# balancer marks not lining up with timing cover



## sameold01 (Jun 21, 2020)

461 stroker kit lined up the timing chain for compression stroke and the timing mark on the balancer doesn't line up with the mark on the front cover. i'm using the cylinder on left front. 
now, i know pontiac blocks are opposite Gm blocks being passenger side furthest foward. If, i put balancer on it will line up with the timing marks on the timing cover if i use the passenger side #1 cylinder.


----------



## BLK69JUDGE (Jun 10, 2010)

original balancers like to slip ... rubbers go bad 
had ones that slipped 2" + over the hub


----------



## geeteeohguy (Feb 2, 2008)

Number One cylinder on your car is driver's side front. It goes 1-3-5-7 on the driver's side, 2-4-6-8 on the passenger side of the car.


----------



## sameold01 (Jun 21, 2020)

This was a stroker kit from butler . Talked to them today and they had a batch of mismarked balancers. I got one . At tdc #1 the mark was on the 3 o’clock position . All ok thanks for the help .


----------



## PontiacJim (Dec 29, 2012)

So nice of Butler to let buyers know this ahead of time rather than keep looking for a problem that was not really yours.

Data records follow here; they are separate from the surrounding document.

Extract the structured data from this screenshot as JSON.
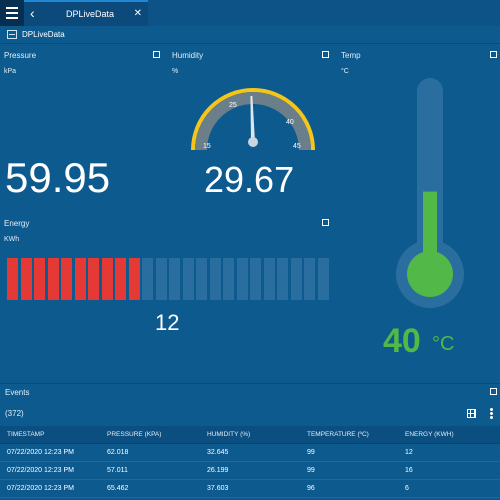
{
  "topbar": {
    "tab_label": "DPLiveData",
    "back_icon": "chevron-left-icon",
    "close_icon": "close-icon",
    "menu_icon": "hamburger-icon"
  },
  "subbar": {
    "label": "DPLiveData",
    "icon": "dashboard-icon"
  },
  "pressure": {
    "title": "Pressure",
    "unit": "kPa",
    "value": "59.95"
  },
  "humidity": {
    "title": "Humidity",
    "unit": "%",
    "value": "29.67",
    "gauge": {
      "min": "15",
      "max": "45",
      "ticks": [
        "15",
        "25",
        "40",
        "45"
      ],
      "needle_value": 29.67,
      "gauge_min": 15,
      "gauge_max": 45,
      "arc_color": "#f5c518"
    }
  },
  "temp": {
    "title": "Temp",
    "unit": "°C",
    "value": "40",
    "display_unit": "°C",
    "fill_fraction": 0.45,
    "color": "#52b848"
  },
  "energy": {
    "title": "Energy",
    "unit": "KWh",
    "value": "12",
    "total_bars": 24,
    "active_bars": 10,
    "active_color": "#e53935",
    "inactive_color": "#2a6e9f"
  },
  "events": {
    "title": "Events",
    "count": "(372)",
    "columns": [
      "TIMESTAMP",
      "PRESSURE (KPA)",
      "HUMIDITY (%)",
      "TEMPERATURE (ºC)",
      "ENERGY (KWH)"
    ],
    "rows": [
      [
        "07/22/2020 12:23 PM",
        "62.018",
        "32.645",
        "99",
        "12"
      ],
      [
        "07/22/2020 12:23 PM",
        "57.011",
        "26.199",
        "99",
        "16"
      ],
      [
        "07/22/2020 12:23 PM",
        "65.462",
        "37.603",
        "96",
        "6"
      ]
    ]
  },
  "colors": {
    "background": "#0d5a8f",
    "accent_green": "#52b848",
    "accent_red": "#e53935",
    "gauge_yellow": "#f5c518"
  }
}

And don't forget, rotor/distributor rotates counter clockwise (CCW), not like a Chevy.


----------



## sameold01 (Jun 21, 2020)

I degreed the cam and yes it’s set 12 on cam and 12 on crank to fire on #1 . It’s jut amazing the amount of work I mean custom to grind the valley pan , drill #3 main bearing cap for the dip stick tube , fit the intake massage the holes in an edelbrock 7156 . Get a go fund me going to buy a butler motor already built !


----------



## Jared (Apr 19, 2013)

What year block are you using? The older blocks should have #2 and #4 main caps drilled for the windage tray which holds in the lower dipstick tube. I think it's 1972 and on had the #3 drilled for the tube bracket. I ran into this on mine too since the engine that came out was a 74 and the one that went back in was a 71. I ended up having to buy a windage tray and installed spacers to make sure that it would clear the stroker crank.

These engines are expensive to build and throw out surprises all the time. I went at least $3-4K over budget on mine.


----------



## sameold01 (Jun 21, 2020)

1970 block and 2,4 had the threads but 3 was empty not having threads . I had to drill and tap threads for the dipstick tube . 1970 YD block . Yes it’s been one thing after the other .


----------



## PontiacJim (Dec 29, 2012)

Jared said:


> What year block are you using? The older blocks should have #2 and #4 main caps drilled for the windage tray which holds in the lower dipstick tube. I think it's 1972 and on had the #3 drilled for the tube bracket. I ran into this on mine too since the engine that came out was a 74 and the one that went back in was a 71. I ended up having to buy a windage tray and installed spacers to make sure that it would clear the stroker crank.
> 
> These engines are expensive to build and throw out surprises all the time. I went at least $3-4K over budget on mine.


From the Butler Website: https://butlerperformance.com/n-13491-pontiac-main-cap-identification.html

Main cap #3 will need to be removed then follow the directions below

Drill the center #3 main cap in the center using 17/64th drill bit at a depth of 1"

Tap the hole using a 5/16 18 tap. Ensure you clean the main cap and threads thoroughly before reinstalling so no trash gets into the block.

Install the main cap and temporarily fit the N302 so you can mark the bracket for the corresponding hole to be drilled.

Using a 5/16 x 3/4 bolt and washer, install the N302 using thread lock.


----------



## Jared (Apr 19, 2013)

Yep. I looked at that when I was building mine and didn't want to remove the main cap to do it. Decided it was easier to use a windage tray since the holes were already there and tapped.


----------